I’m just having a moment to sit down after mowing the lawn. Having got home yesterday afternoon, we’ve come back to quite a wild garden because, apparently, the Wirral has had a lot of rain last week. It just shows how lucky we were on our trip down south that, aside from a little sprinkling on the previously Sunday at Carn Euny, we had a wonderfully dry, warm week. The only day there was any concentrated amounts of the wet stuff was during our drive out of Cornwall, which was fine. Our final, impromptu port of call on the way out, however, did become a damp squib, in more ways than one.
Tintagel, as a name, conjures up the magic of Merlin and the Arthurian legends for me. Ever since childhood I have loved those tales of chivalry and sorcery, the round table and the sword in the stone. We weren’t driving back home in one fell swoop but staying at my friend Paul’s, just outside of Bristol, so I figured, despite the rain, we could swing by the place on our way.
Hmmm.
Granted the weather didn’t help. The rain was intermittent but the gaps were small. The village of Tintagel is full of cafés, which were okay, and shops selling you loads of new age crystal tat, which were tedious. If you’re really into crystals then you probably wouldn’t spend time in these shops as they are mass-produced rubbish. Because of the rain and the possibility of the terrain being a bit slippery, Anne decided to stay in the village while I went to the castle.

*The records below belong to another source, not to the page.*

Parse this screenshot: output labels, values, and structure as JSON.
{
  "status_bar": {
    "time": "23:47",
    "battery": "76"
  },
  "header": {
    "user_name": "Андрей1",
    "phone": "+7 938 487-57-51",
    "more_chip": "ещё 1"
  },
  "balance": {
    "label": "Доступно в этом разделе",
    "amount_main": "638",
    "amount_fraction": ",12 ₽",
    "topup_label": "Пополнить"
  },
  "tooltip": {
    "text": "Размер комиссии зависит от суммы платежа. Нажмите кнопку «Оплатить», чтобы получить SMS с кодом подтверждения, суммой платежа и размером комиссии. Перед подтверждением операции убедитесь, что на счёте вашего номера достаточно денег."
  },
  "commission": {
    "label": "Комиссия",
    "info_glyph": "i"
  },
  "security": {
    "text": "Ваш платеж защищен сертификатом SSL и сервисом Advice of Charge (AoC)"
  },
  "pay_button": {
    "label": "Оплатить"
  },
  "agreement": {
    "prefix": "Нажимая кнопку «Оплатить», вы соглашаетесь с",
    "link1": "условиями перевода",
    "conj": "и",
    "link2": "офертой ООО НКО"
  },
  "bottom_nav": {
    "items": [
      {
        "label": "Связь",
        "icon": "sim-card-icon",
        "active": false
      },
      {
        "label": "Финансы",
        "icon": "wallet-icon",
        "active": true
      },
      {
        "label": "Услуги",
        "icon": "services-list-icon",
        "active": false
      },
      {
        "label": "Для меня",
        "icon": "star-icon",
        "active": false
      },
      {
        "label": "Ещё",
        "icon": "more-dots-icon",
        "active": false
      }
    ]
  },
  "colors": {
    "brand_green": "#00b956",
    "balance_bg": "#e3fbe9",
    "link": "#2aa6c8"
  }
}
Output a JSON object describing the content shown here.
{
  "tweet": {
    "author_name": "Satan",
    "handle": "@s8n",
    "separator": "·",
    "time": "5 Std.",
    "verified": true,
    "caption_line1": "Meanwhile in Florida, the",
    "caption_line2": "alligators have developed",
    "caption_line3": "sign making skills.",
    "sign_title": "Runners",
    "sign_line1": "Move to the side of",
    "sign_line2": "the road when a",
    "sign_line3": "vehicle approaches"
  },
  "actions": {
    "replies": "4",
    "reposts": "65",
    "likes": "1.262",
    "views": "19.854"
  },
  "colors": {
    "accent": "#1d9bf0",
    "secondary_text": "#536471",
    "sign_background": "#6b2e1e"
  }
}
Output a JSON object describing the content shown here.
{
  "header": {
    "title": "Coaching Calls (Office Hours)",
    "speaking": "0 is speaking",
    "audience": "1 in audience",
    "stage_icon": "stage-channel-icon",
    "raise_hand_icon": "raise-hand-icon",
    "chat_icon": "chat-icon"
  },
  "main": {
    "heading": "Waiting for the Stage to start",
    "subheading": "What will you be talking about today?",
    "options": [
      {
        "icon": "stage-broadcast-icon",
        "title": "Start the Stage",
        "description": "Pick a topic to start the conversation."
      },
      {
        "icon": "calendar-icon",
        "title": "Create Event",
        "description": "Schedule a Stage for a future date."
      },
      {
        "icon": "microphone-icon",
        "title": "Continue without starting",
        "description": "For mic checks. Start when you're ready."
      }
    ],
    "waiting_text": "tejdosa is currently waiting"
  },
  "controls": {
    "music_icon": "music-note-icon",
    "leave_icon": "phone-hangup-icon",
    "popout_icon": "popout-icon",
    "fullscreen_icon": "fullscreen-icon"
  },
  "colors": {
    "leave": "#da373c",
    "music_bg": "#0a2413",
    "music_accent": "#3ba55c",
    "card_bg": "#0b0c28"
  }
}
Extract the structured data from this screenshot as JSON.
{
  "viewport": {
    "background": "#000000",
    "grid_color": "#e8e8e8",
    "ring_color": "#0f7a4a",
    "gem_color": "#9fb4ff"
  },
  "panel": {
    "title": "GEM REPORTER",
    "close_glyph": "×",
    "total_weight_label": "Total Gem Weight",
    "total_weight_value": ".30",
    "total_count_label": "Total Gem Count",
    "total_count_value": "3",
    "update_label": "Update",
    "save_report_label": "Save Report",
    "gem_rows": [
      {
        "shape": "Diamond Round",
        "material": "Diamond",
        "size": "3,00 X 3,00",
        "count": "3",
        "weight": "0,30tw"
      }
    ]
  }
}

So apparently, up to the sixth century, there were probably some wealthy local rulers living on the grounds of this rocky outcrop. Then, in the thirteenth century, a new castle was built by Richard, son of King John, in order to capitalise on the Arthurian myths that were already circulating, thanks mainly to Geoffrey of Monmouth’s ‘History of the British Kings’. So Arthur may have been one of these post-Roman local rulers pitting his wits against the incoming Angles, Saxons, Jutes etc, but there is no evidence of him, other than ‘histories’ written at least three hundred years after the time. The records that were closer to that period don’t mention him at all.
There’s no harm, though in cashing in on a myth, and if people are going to come, you may as well earn a crust from them. But. £18.10 per person to see some broken stone walls where a castle once was and a statue? It is a pretty cool statue but still. Daylight bleeding robbery.



I wouldn’t have paid except we’d taken quite a big detour to get here, in the rain, and I know I should have researched it all before but I didn’t. So I paid, and then I did a walk/jog onto the grounds, and took a few pics in the mizzle, and then walked/jogged back. Didn’t even see Merlin’s Cave – actually just a regular cave – because the tide was coming in. At least I got a little bit of hill training in. It was an impressive statue, reminded me of the Ring Wraiths in The Lord of the Rings, but he could have been a bit taller and more imposing.
If you go to Cornwall, and don’t have English Heritage membership, I wouldn’t bother going. Unless you like cheap crystals.